Lesley Marshall /  LES666 is an award-winning filmmaker and intermedia artist. Projection art by Lesley has been performed at the National Art Centre, Montreal Jazz Fest, and CentrePHI. Lesley is the founder of MAVNetwork a production, media and marketing agency for audio visual design and presentation. 

Laura Taler began her career as a choreographer before turning her attention to filmmaking and visual art. In her work she explores the links between movement, memory, and history by using cinematic and choreographic devices to articulate the body’s resilience.

Deborah Margo is a multi-disciplinary artist, investigating the intersections between growth and decay in installations. Teaching part-time at the Department of Visual Arts, University of Ottawa, as well as working as a professional gardener, Deborah is Noah and Eva’s mother.

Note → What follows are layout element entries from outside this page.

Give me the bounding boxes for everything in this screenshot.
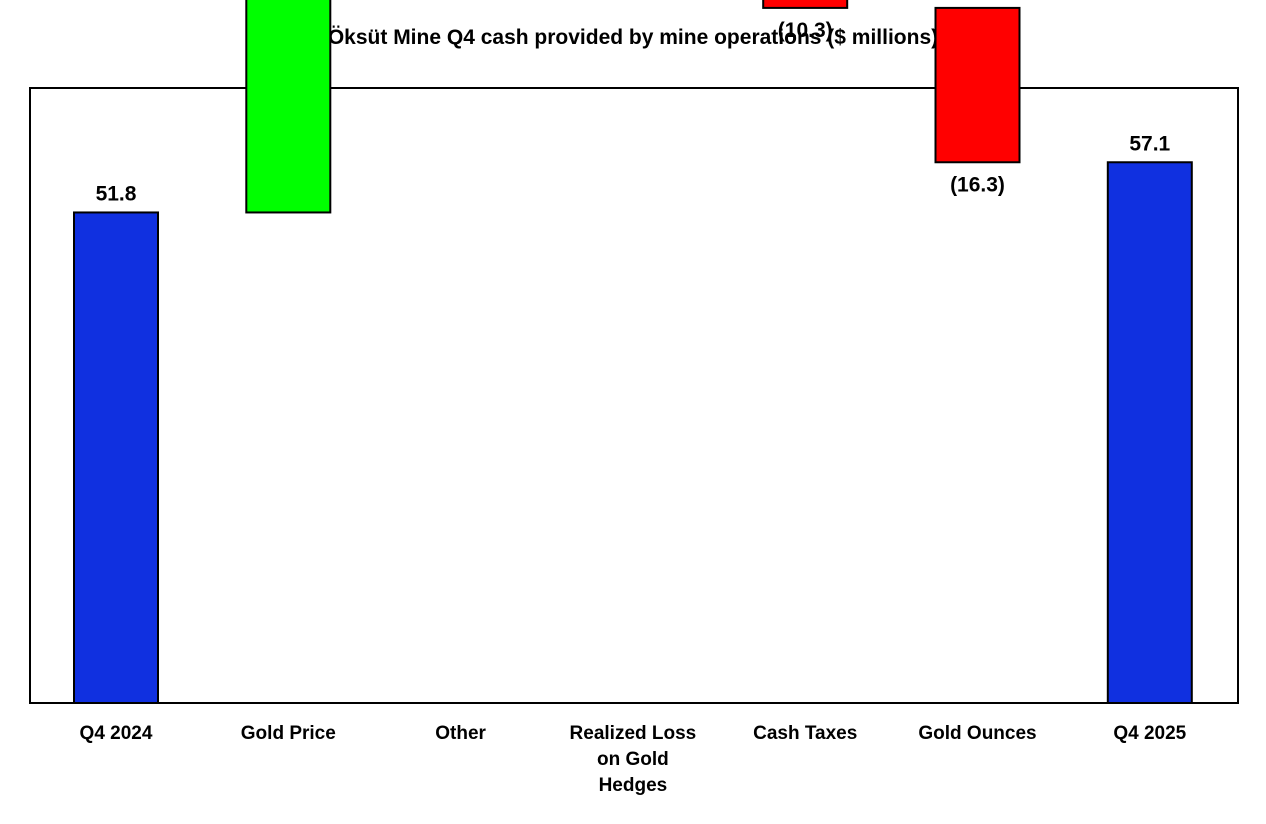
data-label-5: (10.3): [778, 19, 833, 42]
category-label-7: Q4 2025: [1113, 723, 1186, 744]
data-label-1: 51.8: [96, 182, 137, 205]
chart-title: Öksüt Mine Q4 cash provided by mine oper…: [327, 26, 939, 49]
category-label-1: Q4 2024: [80, 723, 153, 744]
labels-layer: 51.8Q4 202442.7Gold Price(3.5)Other(7.3)…: [80, 19, 1187, 796]
category-label-3: Other: [435, 723, 486, 744]
plot-frame: [29, 87, 1239, 704]
bar-5: [762, 0, 849, 9]
data-label-6: (16.3): [950, 173, 1005, 196]
bar-7: [1106, 161, 1193, 704]
category-label-4: Realized Loss on Gold Hedges: [570, 723, 697, 796]
bar-6: [934, 6, 1021, 164]
category-label-6: Gold Ounces: [918, 723, 1036, 744]
data-label-7: 57.1: [1129, 132, 1170, 155]
bar-2: [245, 0, 332, 214]
category-label-2: Gold Price: [241, 723, 336, 744]
category-label-5: Cash Taxes: [753, 723, 857, 744]
bars-layer: [73, 0, 1193, 704]
bar-1: [73, 211, 159, 704]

moderated by Annette Hegel

 

3:30        Panel --} Building Communities: Queer Networks

In Building Communities: Queer Networks, we will converse with Glenn Nuotio, co-founder of Qu’ARTKit & Oliver from Transgender Media Portal, and Jennifer Aja Fernandes from the ArQuives to learn about how Queer Networks are created with, how they are influenced by and how these networks have the potential to build communities beyond geolocation with the help of the Internet, both pre and during COVID.

 

Qu’ART Ottawa Collective formed to boost local 2SLGBTQ+ creation, supporting queer artistic activity, intergenerational sharing and social justice arts initiatives. We strive to centre BIPOC voices by following their leads to build collaborations and programming opportunities for underrepresented artists.

Discussions of transgender film are usually dominated by representations of trans people, not representations made by trans people. The Transgender Media Portal aims to make audiovisual work by trans, Two Spirit, nonbinary, intersex, and gender-nonconforming people more available to artists, activists, festival programmers, researchers, instructors, and the public.                    

ArQuives: The ArQuives is dedicated to celebrating, preserving, and collecting the stories and histories of LGBTQ2+ people in Canada. Since 1973, we have acquired a wide range of important artifacts that speak to personal experiences and significant historical moments for LGBTQ2+ communities in our country. We’ve grown to be an important institutional service provider for academics who work on our collections. The ArQuives also has a critical role to play as a resource to historians, documentary filmmakers, artists, writers and playwrights.